In 1978, the Burma Socialist Programme Party issued new provisions on honorary titles and honorary medals in conformity with the Socialist System to amend the honorary titles and honorary medals awarded in the Parliamentary Democracy Period. According to new provision, the titles and medals were conferred on those who forged the Socialism, on those who made the utmost efforts for the improvement of the socialist economic system, and on those who made the ultimate sacrifice in safeguarding the nation. The honorary titles and medals awarded from 1978 to 1988 were as follows:

 Independence Mawgunwin Medal (First, Second and Third Classes)

 Honorary Title
 Tagun Group
 Aung San Tagun Title
 Pyidaungsu Tagun Title
 Tagun Title
 Zarni Group
 Lanzin Zarni Title
 Pyidaungsu Zarni Title
 Zarni Title
 Naingngan Gonyi Title (First and Second Classes) (no permission to use it as prefix or suffix to the name of the winner)

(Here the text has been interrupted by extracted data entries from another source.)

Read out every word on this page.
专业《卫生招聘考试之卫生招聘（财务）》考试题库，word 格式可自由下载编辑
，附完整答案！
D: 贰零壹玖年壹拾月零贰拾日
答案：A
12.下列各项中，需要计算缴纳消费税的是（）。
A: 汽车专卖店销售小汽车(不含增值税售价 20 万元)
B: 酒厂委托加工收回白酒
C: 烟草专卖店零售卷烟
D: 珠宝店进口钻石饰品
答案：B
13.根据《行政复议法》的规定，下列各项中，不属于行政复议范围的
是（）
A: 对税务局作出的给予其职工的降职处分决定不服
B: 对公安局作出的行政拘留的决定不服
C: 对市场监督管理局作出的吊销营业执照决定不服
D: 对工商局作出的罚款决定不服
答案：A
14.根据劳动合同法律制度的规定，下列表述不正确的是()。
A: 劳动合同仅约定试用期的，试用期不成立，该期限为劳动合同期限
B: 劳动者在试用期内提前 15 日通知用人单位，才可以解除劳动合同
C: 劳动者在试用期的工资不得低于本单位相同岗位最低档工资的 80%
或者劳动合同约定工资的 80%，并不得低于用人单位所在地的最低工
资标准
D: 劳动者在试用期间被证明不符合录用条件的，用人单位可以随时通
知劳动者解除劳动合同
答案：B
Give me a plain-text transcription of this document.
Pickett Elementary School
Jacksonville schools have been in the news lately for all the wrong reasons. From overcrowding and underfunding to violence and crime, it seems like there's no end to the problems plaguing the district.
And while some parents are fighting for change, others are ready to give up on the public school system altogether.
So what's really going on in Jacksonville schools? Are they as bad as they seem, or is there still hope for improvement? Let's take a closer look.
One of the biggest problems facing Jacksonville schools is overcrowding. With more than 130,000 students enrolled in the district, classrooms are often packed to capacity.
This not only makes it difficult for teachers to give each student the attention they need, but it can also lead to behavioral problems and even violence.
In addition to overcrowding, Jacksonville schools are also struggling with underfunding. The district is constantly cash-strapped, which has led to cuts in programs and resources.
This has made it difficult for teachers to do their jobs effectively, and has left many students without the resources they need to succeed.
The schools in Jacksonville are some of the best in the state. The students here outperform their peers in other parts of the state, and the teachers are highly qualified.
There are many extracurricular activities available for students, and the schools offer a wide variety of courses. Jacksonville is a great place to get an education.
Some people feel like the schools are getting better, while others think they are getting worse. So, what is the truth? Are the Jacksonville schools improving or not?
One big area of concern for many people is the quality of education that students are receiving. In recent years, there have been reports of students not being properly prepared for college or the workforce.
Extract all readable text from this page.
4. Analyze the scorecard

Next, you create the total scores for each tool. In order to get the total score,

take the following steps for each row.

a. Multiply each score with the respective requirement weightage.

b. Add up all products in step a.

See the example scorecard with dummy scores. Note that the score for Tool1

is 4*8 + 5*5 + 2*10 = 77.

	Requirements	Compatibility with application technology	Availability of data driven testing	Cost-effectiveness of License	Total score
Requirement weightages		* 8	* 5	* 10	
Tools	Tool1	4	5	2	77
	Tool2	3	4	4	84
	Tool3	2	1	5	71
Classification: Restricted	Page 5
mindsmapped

 Honorary Titles for Gallantry
 Aung San Thuriya Title
 Thiha Thura Title
 Thura Title
 Honorary Titles for Outstanding Performance (It had not been awarded)
 Medals for Gallantry
 Aung San Medal
 Thiha Bala Medal
 Gallantry Medal
 Ye Thiha Medal
 Ye Thura Medal
 Ye Bala Medal
 Medals for Outstanding Performance
 All-round Excellent Performance in Socialist Economy
 Excellent Performance in Agricultural Field (First, Second and Third Classes)
 Excellent Performance in Industrial Field (First, Second and Third Classes)

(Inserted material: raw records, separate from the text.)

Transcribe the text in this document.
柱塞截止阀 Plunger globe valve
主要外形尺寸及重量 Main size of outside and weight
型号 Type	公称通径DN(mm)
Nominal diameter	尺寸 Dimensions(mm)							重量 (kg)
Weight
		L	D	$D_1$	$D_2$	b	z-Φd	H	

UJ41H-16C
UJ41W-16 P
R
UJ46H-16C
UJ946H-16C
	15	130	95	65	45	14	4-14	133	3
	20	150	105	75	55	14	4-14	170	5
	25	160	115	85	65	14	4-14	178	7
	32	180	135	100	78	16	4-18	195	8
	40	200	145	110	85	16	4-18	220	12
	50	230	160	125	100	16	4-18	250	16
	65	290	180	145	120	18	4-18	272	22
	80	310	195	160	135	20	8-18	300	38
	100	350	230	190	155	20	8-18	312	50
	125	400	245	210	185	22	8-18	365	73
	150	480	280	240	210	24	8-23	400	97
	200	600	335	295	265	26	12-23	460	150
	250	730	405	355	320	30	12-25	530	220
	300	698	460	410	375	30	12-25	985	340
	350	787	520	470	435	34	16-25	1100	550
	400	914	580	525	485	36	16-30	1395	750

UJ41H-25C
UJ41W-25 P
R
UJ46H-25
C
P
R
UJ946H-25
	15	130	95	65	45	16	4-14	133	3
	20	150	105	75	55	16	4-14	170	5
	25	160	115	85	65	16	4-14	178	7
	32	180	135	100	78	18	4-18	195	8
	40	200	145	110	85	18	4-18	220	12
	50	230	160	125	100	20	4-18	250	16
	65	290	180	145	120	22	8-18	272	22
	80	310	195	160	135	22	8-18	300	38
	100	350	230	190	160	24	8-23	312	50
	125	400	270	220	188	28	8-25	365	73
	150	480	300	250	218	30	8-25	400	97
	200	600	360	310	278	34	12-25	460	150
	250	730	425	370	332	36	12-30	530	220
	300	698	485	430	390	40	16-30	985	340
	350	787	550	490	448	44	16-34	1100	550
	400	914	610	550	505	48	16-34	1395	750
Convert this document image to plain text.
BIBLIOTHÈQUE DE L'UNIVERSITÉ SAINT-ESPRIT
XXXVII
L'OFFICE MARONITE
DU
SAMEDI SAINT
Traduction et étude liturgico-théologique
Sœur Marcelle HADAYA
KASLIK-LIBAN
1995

 All-round Excellent Performance in Socialist Democracy
 Excellent Performance in Administrative Field (First, Second and Third Classes)

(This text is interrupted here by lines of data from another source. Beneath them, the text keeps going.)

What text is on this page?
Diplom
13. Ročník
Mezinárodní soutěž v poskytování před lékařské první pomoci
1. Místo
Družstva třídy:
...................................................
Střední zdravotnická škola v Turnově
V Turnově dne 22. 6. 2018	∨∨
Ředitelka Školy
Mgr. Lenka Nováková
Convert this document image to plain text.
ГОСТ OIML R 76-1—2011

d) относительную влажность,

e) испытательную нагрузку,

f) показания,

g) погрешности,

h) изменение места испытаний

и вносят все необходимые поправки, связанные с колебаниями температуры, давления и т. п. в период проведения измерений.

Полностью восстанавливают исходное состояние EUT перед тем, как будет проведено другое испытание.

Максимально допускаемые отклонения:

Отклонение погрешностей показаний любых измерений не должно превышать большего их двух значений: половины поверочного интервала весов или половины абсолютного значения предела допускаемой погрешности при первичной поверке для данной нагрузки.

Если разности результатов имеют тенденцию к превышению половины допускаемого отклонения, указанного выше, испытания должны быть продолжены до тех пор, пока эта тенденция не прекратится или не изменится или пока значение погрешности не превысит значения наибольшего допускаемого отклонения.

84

 Excellent Performance in Social Field (First, Second and Third Classes)
 Ayaydawpon Medal
 Independence Organizing Medal
 Medal of Freedom
 Good Military Service Medal
 Good Public Medal
 Medal for those who made sacrifices
 State Military Service Medal
 Medal for Combating Foreign Enemy
 People's Militia Combat Medal
 Ye Thurein Medal
 Ye Kyawswa Medal
 Ye Kyawthu Medal
 Good Police Service Medal
 State Police Service Medal
 Police Joint Combat Medal
 Public Good Service Medal
 Public Service Medal
 Rule of Law and Order Medal

The honorary titles and medals awarded from 1988 to 2009 were the same as those awarded from 1978 to 1988. There were no changes in honorary titles and medals, and most were awarded in accordance with the system practiced during the period of Burma Socialist Programme Party.